Number 2 Kingston Street is a former shop and terraced house.
The house was uninhabited at the time of the 1881 census.
In 1891, 2 Kingston Street is home to Margaret Clifton, a single 33 year old woman who runs the shop, listed as a ‘General Dealer.’ Also present is the shop assistant, Sarah Rughby, listed as a servant.
10 years later, number 2 is now the home of the Woolfenden family. The hardware shop is run by Rose Annie Woolfenden, aged 26; she is married to Charles John Woolfenden, a 25 year old Plumber. They have one newborn son, Frederick Chas. Also living with them is Harold Walter, Charles’s brother, aged 23, working as a hairdresser.

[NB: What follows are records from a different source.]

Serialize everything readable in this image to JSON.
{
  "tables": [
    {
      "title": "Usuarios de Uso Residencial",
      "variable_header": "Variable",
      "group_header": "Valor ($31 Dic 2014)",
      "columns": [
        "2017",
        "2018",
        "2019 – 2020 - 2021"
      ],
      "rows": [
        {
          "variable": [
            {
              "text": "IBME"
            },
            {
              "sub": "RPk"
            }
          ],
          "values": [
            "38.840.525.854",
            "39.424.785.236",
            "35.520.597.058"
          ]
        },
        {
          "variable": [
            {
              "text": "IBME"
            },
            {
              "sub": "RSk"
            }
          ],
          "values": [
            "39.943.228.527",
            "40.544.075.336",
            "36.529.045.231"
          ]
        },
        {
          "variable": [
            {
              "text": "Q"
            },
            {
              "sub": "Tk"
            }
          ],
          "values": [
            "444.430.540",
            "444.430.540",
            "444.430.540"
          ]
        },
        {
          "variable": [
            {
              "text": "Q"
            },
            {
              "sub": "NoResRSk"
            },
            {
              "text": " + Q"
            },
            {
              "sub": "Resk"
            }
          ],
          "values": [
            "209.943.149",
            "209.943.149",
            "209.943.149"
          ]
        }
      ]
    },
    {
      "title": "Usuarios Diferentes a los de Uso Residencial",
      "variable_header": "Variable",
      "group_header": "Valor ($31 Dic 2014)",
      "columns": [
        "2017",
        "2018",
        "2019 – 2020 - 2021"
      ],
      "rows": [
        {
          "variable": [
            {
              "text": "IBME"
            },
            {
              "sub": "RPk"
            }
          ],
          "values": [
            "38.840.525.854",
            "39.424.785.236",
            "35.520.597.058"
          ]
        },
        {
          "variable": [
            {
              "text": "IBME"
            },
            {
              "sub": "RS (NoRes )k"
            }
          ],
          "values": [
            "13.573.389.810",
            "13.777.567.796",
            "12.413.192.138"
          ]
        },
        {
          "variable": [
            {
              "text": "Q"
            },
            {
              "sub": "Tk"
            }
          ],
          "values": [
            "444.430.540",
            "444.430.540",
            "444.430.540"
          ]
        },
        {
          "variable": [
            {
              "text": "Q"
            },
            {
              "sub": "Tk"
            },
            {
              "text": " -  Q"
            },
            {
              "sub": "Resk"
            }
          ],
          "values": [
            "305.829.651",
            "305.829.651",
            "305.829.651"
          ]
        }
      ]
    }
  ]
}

By 1911, Number 2 is now a fish and chip shop. Running the fish and chip shop are George and Sophia Hall, a married couple. George, aged 69, from Monmouthshire, is married to Sophia, aged 65, from Birmingham; they have two boarders, both of whom works as Fish Fryers: Thomas Payne, aged 36, from Hoxton, and Joseph James, aged 22, from Stepney.
Private Sidney George Hutchinson of the 18th Battalion, Lancashire Fusiliers was killed in action in Belgium on 28th September 1918. The Cambridge Daily News reported his death and recorded that his parents lived at 2 Kingston Street. He is remembered on his parents grave stone in Mill Road Cemetery.
Sidney had previously worked for G Holt at 43 Trumpington Street.
John Brooks (1863-1938) and Susan Brooks (1865-1937) and their family of seven children lived here and ran a fish and chip shop on the ground floor for many years.
They are listed in this location from 1922 – 1937, and the house is listed as empty from 1937-38. This was their second fish and chip shop. Their first was at 100 Mill Road.